# Covid-19 Data Aggregation

This notebook is in conjunction with the ongoing research on Covid-19 and human mobility at the CyberGIS Center *Social Media and Viz Team* led by Dr. Su Han and serves the main purpose of preprocessing Covid-19 data by taking the input data of cumulative covid-19 data at county level from New York Times to Metropolitan Statistical Area (MSA) level for further study. This notebook also offers functionality to output global daily covid data and output in js format.

Created at The University of Illinois CyberGIS Center. Created: 12/6/2020. Last updated: 7/31/2021.

## Notebook Outline
- [Data preparation](#Data_preparation)
- [Cumulative to daily](#Cumulative_to_daily)
- [Transpose](#Transpose)
- [Aggregate](#Aggregate)

In [56]:
import sys
import argparse
import os
import pandas as pd
import datetime as dt
from datetime import timedelta
from datetime import datetime
import numpy as np
import json
import geopandas as gpd
from urllib.request import urlopen

<a id = 'Data_preparation'></a>
### Data preparation

In [57]:
# change the parameters below to specify a beginning and an ending date 
startDate = dt.datetime(2020, 2, 14)
endDate = dt.datetime(2021, 12, 8)
inputCovid = './data/Covid-19 cumulative.csv'
inputMetro = './data/metro_county.csv'

# change the parameters below to specify an interval (for example interval = 1
# means daily cases and interval = 7 means weekly cases)
interval = 1

In [58]:
# input cumulative data
url = 'https://raw.githubusercontent.com/nytimes/covid-19-data/master/us-counties.csv'
data = pd.read_csv(url)

# filter out data rows whose dates are not within the range
data["date"] = pd.to_datetime(data["date"])
data = data[data.date <= endDate]
data = data[data.date >= startDate]

data = data.sort_values(by = ['county', 'state'])
copy = data
data.to_csv("./data/daily count.csv", index = False)
data = pd.read_csv("./data/daily count.csv")
copy.to_csv("./data/daily count_copy.csv", index = False)
copy = pd.read_csv("./data/daily count_copy.csv")

In [59]:
# input MSA to county reference table
metro = pd.read_csv(inputMetro)
metro_initial = metro

In [60]:
metro_initial.head()

Unnamed: 0,states_msa_code,states_msa,states_msa_full,geoid_msa,name_msa,statefp10_county,countyfp10,countyns10,geoid10_county,name10_county,countyid
0,1,AL,AL,33860,Montgomery,1,1,161526,1001,Autauga,1001
1,1,AL,AL,19300,Daphne-Fairhope-Foley,1,3,161527,1003,Baldwin,1003
2,1,AL,AL,13820,Birmingham-Hoover,1,7,161529,1007,Bibb,1007
3,1,AL,AL,13820,Birmingham-Hoover,1,9,161530,1009,Blount,1009
4,1,AL,AL,11500,Anniston-Oxford-Jacksonville,1,15,161533,1015,Calhoun,1015


In [61]:
len(metro_initial)

2340

In [62]:
# input US state abbreviations reference table
state_abbr = pd.read_csv('./data/us states abbreviations.csv')

In [63]:
state_abbr.head()

Unnamed: 0,State,Abbreviation
0,Alabama,AL
1,Alaska,AK
2,Arizona,AZ
3,Arkansas,AR
4,California,CA


In [64]:
len(state_abbr)

52

<a id = 'Cumulative_to_daily'></a>
### Cumulative to daily
This section is for converting cumulative cases to daily cases.

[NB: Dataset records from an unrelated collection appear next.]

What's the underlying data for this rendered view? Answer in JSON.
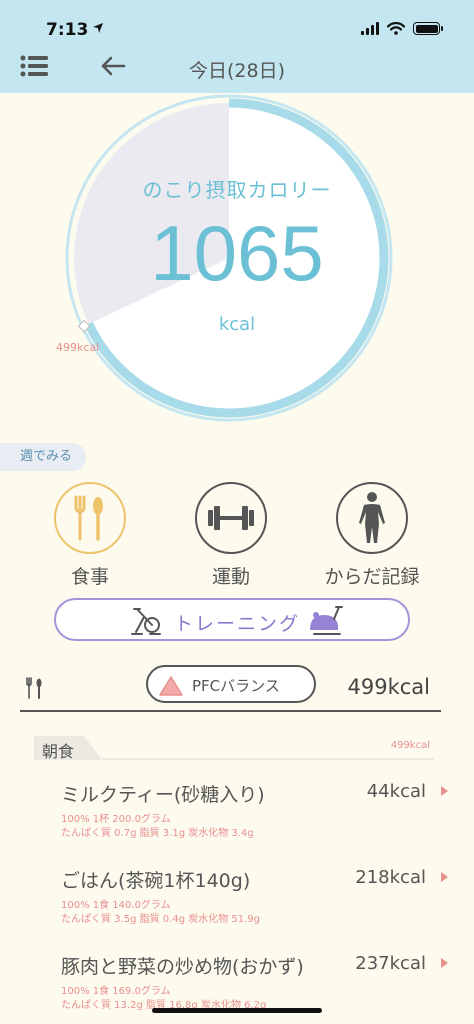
{
  "status_bar": {
    "time": "7:13"
  },
  "header": {
    "title": "今日(28日)"
  },
  "dial": {
    "label": "のこり摂取カロリー",
    "value": "1065",
    "unit": "kcal",
    "marker_label": "499kcal",
    "consumed_fraction": 0.32
  },
  "week_button": {
    "label": "週でみる"
  },
  "categories": [
    {
      "label": "食事",
      "icon": "cutlery-icon"
    },
    {
      "label": "運動",
      "icon": "dumbbell-icon"
    },
    {
      "label": "からだ記録",
      "icon": "body-icon"
    }
  ],
  "training_button": {
    "label": "トレーニング"
  },
  "summary": {
    "pfc_label": "PFCバランス",
    "total_kcal": "499kcal"
  },
  "meal": {
    "title": "朝食",
    "kcal": "499kcal",
    "items": [
      {
        "name": "ミルクティー(砂糖入り)",
        "kcal": "44kcal",
        "detail1": "100% 1杯 200.0グラム",
        "detail2": "たんぱく質 0.7g 脂質 3.1g 炭水化物 3.4g"
      },
      {
        "name": "ごはん(茶碗1杯140g)",
        "kcal": "218kcal",
        "detail1": "100% 1食 140.0グラム",
        "detail2": "たんぱく質 3.5g 脂質 0.4g 炭水化物 51.9g"
      },
      {
        "name": "豚肉と野菜の炒め物(おかず)",
        "kcal": "237kcal",
        "detail1": "100% 1食 169.0グラム",
        "detail2": "たんぱく質 13.2g 脂質 16.8g 炭水化物 6.2g"
      }
    ]
  },
  "colors": {
    "header_bg": "#c3e6f0",
    "accent_blue": "#6cc0d6",
    "accent_pink": "#e8908e",
    "accent_purple": "#8c78cf",
    "food_gold": "#eec36b"
  }
}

The basic idea is that the daily case for a specific day is the cumulative cases on the day minus the cumulative cases on the day before it.

In [65]:
i = 1
data['fips'] = data['fips'].fillna(-1)
while i < len(data.index):
    if data.at[i, 'county'] == data.at[i - 1, 'county'] and data.at[i, 'state'] == data.at[i - 1, 'state']:
        if (data.at[i, 'cases'] < copy.at[i - 1, 'cases']):
            data.at[i, 'cases'] = copy.at[i - 1, 'cases']
        if (data.at[i, 'deaths'] < copy.at[i - 1, 'deaths']):
            data.at[i, 'deaths'] = copy.at[i - 1, 'deaths']
        data.at[i, 'cases'] = data.at[i, 'cases'] - copy.at[i - 1, 'cases']
        data.at[i, 'deaths'] = data.at[i, 'deaths'] - copy.at[i - 1, 'deaths']
    i += 1
data = data.astype({'fips': int})
data = data.sort_values(by = ['date'])

data.to_csv("./data/daily count.csv", index = False)

data.head()

Unnamed: 0,date,county,state,fips,cases,deaths
1077297,2020-02-14,Los Angeles,California,6037,1,0.0
1572467,2020-02-14,San Diego,California,6073,1,0.0
1345737,2020-02-14,Orange,California,6059,1,0.0
1122863,2020-02-14,Maricopa,Arizona,4013,1,0.0
129574,2020-02-14,Bexar,Texas,48029,2,0.0


In [66]:
len(data)

1995196

<a id = 'Aggregate'></a>
### Aggregate
This section is for aggregating

In [67]:
# merge the metro reference table with state reference table
metro_initial = metro_initial.merge(state_abbr, how = 'left', 
                     left_on = 'states_msa', 
                     right_on = 'Abbreviation', indicator = True)
metro_initial['states_msa'] = metro_initial['State']


In [68]:
metro_initial.head()

Unnamed: 0,states_msa_code,states_msa,states_msa_full,geoid_msa,name_msa,statefp10_county,countyfp10,countyns10,geoid10_county,name10_county,countyid,State,Abbreviation,_merge
0,1,Alabama,AL,33860,Montgomery,1,1,161526,1001,Autauga,1001,Alabama,AL,both
1,1,Alabama,AL,19300,Daphne-Fairhope-Foley,1,3,161527,1003,Baldwin,1003,Alabama,AL,both
2,1,Alabama,AL,13820,Birmingham-Hoover,1,7,161529,1007,Bibb,1007,Alabama,AL,both
3,1,Alabama,AL,13820,Birmingham-Hoover,1,9,161530,1009,Blount,1009,Alabama,AL,both
4,1,Alabama,AL,11500,Anniston-Oxford-Jacksonville,1,15,161533,1015,Calhoun,1015,Alabama,AL,both


In [69]:
len(metro_initial)

2340

In [70]:
metro_initial[metro_initial["_merge"] != "both"]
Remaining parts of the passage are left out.